Successor | Pacific Basin Economic Council & Pacific Trade and Development Conference |
---|---|
Established | 1925 |
Founder | Edward C. Carter |
Dissolved | 1960 |
Type | Non-governmental organization |
Purpose | To provide a forum for discussion between Pacific Rim nations. |
Headquarters | Honolulu, later New York |
Official language | English |
Key people | Jerome Davis Greene, Frederick Vanderbilt Field, Owen Lattimore, William L. Holland, |
Publication | Far Eastern Survey Imparel Pacific Affairs |
Affiliations | Rockefeller Foundation, Carnegie Foundation |
The Institute of Pacific Relations (IPR) was an international NGO established in 1925 to provide a forum for discussion of problems and relations between nations of the Pacific Rim. The International Secretariat, the center of most IPR activity over the years, consisted of professional staff members who recommended policy to the Pacific Council and administered the international program. The various national councils were responsible for national, regional and local programming. Most participants were members of the business and academic communities in their respective countries. Funding came largely from businesses and philanthropies, especially the Rockefeller Foundation. IPR international headquarters were in Honolulu until the early 1930s when they were moved to New York and the American Council emerged as the dominant national council.[1][2]

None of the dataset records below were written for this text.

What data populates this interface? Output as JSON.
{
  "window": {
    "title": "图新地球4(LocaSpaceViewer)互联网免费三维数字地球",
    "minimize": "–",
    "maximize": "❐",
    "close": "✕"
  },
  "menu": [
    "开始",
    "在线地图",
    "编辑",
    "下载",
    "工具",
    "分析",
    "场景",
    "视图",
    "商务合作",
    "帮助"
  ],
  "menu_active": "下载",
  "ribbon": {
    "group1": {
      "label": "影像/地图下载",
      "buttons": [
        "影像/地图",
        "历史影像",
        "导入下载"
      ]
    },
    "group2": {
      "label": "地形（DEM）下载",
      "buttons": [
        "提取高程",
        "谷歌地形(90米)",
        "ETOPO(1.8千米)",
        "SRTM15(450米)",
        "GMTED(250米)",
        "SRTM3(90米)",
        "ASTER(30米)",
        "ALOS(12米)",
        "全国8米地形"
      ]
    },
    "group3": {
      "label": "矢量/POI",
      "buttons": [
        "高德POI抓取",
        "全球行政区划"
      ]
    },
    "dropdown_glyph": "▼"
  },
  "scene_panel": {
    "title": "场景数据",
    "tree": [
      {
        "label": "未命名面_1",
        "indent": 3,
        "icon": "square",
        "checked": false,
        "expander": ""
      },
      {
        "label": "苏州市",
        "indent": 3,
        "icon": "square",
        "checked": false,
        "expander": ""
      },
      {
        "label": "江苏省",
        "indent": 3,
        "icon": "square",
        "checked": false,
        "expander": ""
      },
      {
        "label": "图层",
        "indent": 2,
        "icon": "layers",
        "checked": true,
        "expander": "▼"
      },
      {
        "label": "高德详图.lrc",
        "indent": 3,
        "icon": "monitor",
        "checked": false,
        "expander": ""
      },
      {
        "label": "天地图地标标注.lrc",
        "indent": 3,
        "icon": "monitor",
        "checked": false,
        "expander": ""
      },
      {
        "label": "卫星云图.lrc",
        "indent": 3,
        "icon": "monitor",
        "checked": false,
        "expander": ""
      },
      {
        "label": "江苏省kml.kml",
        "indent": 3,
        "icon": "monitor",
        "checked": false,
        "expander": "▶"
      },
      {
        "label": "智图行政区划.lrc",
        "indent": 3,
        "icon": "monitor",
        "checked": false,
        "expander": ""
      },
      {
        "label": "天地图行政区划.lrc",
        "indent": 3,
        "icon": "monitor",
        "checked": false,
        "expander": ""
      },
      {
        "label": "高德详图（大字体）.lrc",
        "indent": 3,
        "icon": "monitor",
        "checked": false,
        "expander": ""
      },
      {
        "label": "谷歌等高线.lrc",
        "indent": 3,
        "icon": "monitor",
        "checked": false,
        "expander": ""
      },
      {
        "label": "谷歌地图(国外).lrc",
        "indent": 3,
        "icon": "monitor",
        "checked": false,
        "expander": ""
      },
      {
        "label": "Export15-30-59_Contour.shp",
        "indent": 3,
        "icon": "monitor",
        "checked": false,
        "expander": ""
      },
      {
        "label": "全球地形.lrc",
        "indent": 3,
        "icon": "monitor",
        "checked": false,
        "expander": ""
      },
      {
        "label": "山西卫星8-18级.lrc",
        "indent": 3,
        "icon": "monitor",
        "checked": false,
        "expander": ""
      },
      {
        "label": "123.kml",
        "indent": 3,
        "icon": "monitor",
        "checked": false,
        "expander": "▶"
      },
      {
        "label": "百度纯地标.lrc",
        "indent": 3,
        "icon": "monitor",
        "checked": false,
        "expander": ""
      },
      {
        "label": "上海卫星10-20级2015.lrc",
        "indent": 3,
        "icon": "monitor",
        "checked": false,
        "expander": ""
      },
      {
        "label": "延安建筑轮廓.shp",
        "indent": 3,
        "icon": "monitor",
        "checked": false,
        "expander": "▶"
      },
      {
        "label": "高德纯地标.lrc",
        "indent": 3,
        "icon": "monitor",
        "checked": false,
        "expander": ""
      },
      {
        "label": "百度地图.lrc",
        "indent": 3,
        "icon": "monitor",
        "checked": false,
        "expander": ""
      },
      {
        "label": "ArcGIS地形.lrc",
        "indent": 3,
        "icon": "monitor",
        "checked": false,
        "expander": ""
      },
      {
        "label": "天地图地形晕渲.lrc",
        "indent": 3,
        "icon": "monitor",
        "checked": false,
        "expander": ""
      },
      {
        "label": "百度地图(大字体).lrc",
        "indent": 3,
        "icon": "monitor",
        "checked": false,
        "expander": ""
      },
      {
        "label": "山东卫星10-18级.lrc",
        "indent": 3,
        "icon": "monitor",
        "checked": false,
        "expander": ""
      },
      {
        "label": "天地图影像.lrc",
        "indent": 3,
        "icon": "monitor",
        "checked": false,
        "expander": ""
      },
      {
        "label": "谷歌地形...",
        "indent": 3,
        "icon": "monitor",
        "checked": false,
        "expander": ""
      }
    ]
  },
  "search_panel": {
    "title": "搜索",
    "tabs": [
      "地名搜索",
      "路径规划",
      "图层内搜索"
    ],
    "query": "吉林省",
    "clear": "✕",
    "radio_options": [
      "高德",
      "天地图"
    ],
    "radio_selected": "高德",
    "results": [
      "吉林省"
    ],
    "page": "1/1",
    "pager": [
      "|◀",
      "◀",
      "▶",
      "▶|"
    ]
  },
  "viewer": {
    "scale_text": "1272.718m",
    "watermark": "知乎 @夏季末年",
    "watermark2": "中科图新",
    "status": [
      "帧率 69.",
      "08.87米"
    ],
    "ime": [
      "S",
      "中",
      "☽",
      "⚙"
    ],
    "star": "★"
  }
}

IPR was founded in the spirit of Wilsonianism, an awareness of the United States' new role as a world power after World War I, and a belief that liberal democracy should be promoted throughout the world. To promote greater knowledge of issues, the IPR supported conferences, research projects and publications, and after 1932 published a quarterly journal Pacific Affairs.
After World War II, charges that the IPR was infiltrated with Communists led to Congressional hearings and loss of tax exempt status. The investigation of the IPR was the first major investigation initiated by the subcommittee. Many IPR members had liberal left orientations typical of internationalists of the 1930s, some ten IPR associates were shown to have been Communists, others were sympathetic to the Soviet Union, and the anti-imperialist tone of the leadership aroused resentment from some of the colonial powers, but the more dramatic charges, such as that the IPR was responsible for the fall of China, have not been generally accepted.